The Docker volumes are still there if you skipped the --volumes flag in step 7 — just bring the stack back up and your old recordings are untouched.

A short list of things people trip over:

  • “Detector inference time is 50+ ms” after migrating — the coreml detector fell back to CPU. The first warmup inference logs which tier it landed on; check the crash log for the line that starts coreml: warmup classified as.
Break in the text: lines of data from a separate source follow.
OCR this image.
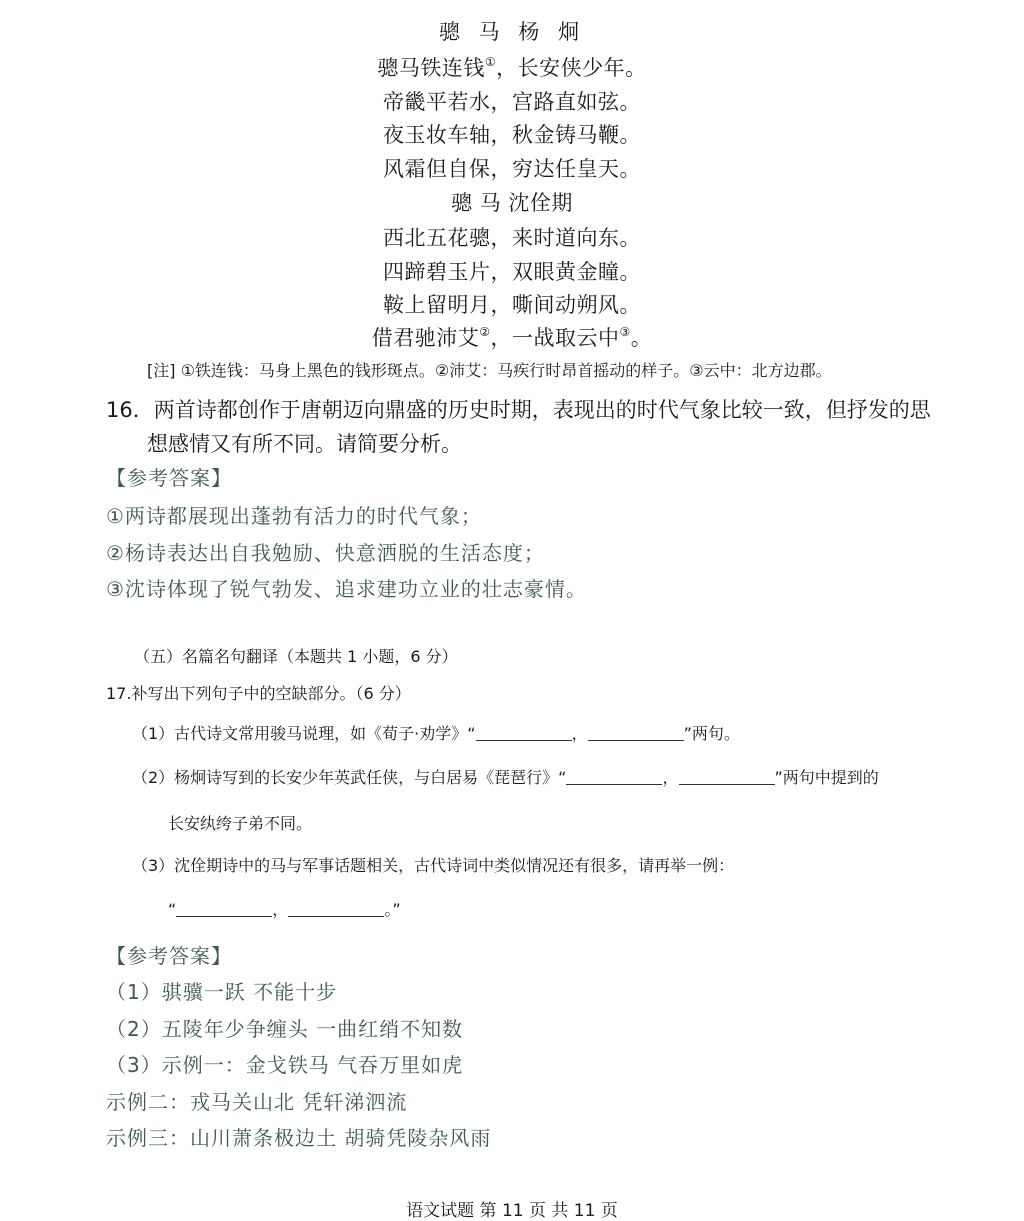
骢 马 杨 炯
骢马铁连钱①，长安侠少年。
帝畿平若水，宫路直如弦。
夜玉妆车轴，秋金铸马鞭。
风霜但自保，穷达任皇天。
骢 马 沈佺期
西北五花骢，来时道向东。
四蹄碧玉片，双眼黄金瞳。
鞍上留明月，嘶间动朔风。
借君驰沛艾②，一战取云中③。
[注] ①铁连钱：马身上黑色的钱形斑点。②沛艾：马疾行时昂首摇动的样子。③云中：北方边郡。
16．两首诗都创作于唐朝迈向鼎盛的历史时期，表现出的时代气象比较一致，但抒发的思
想感情又有所不同。请简要分析。
【参考答案】
①两诗都展现出蓬勃有活力的时代气象；
②杨诗表达出自我勉励、快意洒脱的生活态度；
③沈诗体现了锐气勃发、追求建功立业的壮志豪情。
（五）名篇名句翻译（本题共 1 小题，6 分）
17.补写出下列句子中的空缺部分。（6 分）
（1）古代诗文常用骏马说理，如《荀子·劝学》“	，	”两句。
（2）杨炯诗写到的长安少年英武任侠，与白居易《琵琶行》“	，	”两句中提到的
长安纨绔子弟不同。
（3）沈佺期诗中的马与军事话题相关，古代诗词中类似情况还有很多，请再举一例：
“	，	。”
【参考答案】
（1）骐骥一跃 不能十步
（2）五陵年少争缠头 一曲红绡不知数
（3）示例一：金戈铁马 气吞万里如虎
示例二：戎马关山北 凭轩涕泗流
示例三：山川萧条极边土 胡骑凭陵杂风雨
语文试题 第 11 页 共 11 页
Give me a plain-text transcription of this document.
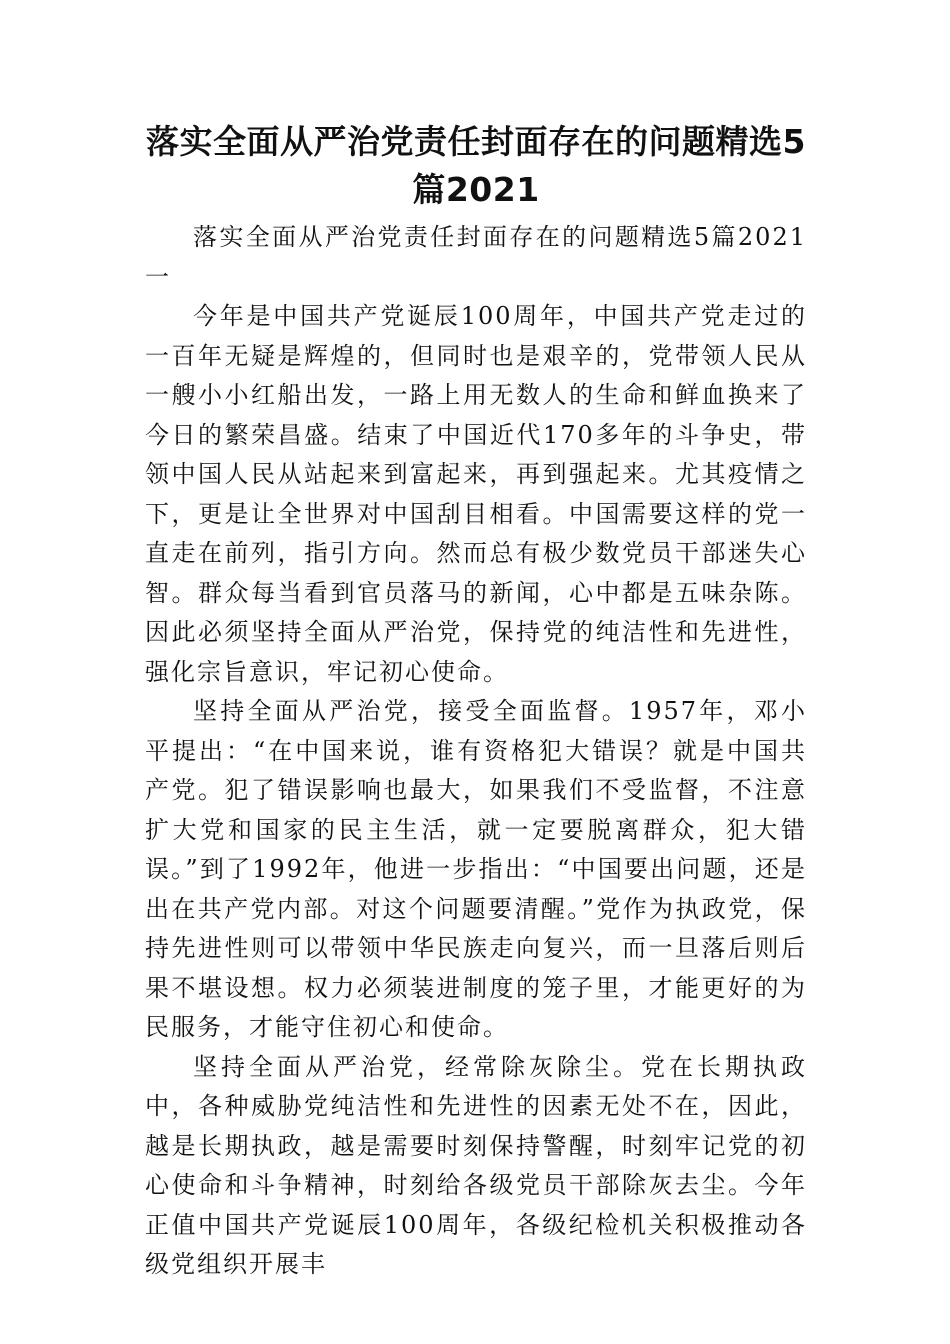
落实全面从严治党责任封面存在的问题精选5篇2021

落实全面从严治党责任封面存在的问题精选5篇2021一

今年是中国共产党诞辰100周年，中国共产党走过的一百年无疑是辉煌的，但同时也是艰辛的，党带领人民从一艘小小红船出发，一路上用无数人的生命和鲜血换来了今日的繁荣昌盛。结束了中国近代170多年的斗争史，带领中国人民从站起来到富起来，再到强起来。尤其疫情之下，更是让全世界对中国刮目相看。中国需要这样的党一直走在前列，指引方向。然而总有极少数党员干部迷失心智。群众每当看到官员落马的新闻，心中都是五味杂陈。因此必须坚持全面从严治党，保持党的纯洁性和先进性，强化宗旨意识，牢记初心使命。

坚持全面从严治党，接受全面监督。1957年，邓小平提出：“在中国来说，谁有资格犯大错误？就是中国共产党。犯了错误影响也最大，如果我们不受监督，不注意扩大党和国家的民主生活，就一定要脱离群众，犯大错误。”到了1992年，他进一步指出：“中国要出问题，还是出在共产党内部。对这个问题要清醒。”党作为执政党，保持先进性则可以带领中华民族走向复兴，而一旦落后则后果不堪设想。权力必须装进制度的笼子里，才能更好的为民服务，才能守住初心和使命。

坚持全面从严治党，经常除灰除尘。党在长期执政中，各种威胁党纯洁性和先进性的因素无处不在，因此，越是长期执政，越是需要时刻保持警醒，时刻牢记党的初心使命和斗争精神，时刻给各级党员干部除灰去尘。今年正值中国共产党诞辰100周年，各级纪检机关积极推动各级党组织开展丰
See Detection tuning.
  • “Cameras don’t appear in HA after the migration” — the HA integration still points at the Docker host. Update the URL per step 6.
  • “My recordings dropped to a few seconds” — the per-camera retention rules pruned old segments because the database thinks the dates are wrong. Check that your config.yml’s record.retain.days matches what you had before; check your Mac’s clock is set automatically.
  • “Fregata says ‘Could not access the local network’” — you skipped the welcome wizard’s permission grant. System Settings → Privacy & Security → Local Network, enable Fregata.
  • “Web UI is unreachable from another device” — macOS firewall. See Troubleshooting — Web UI unreachable from another device on the LAN.

Anything else, Troubleshooting is indexed by the exact error string the app surfaces.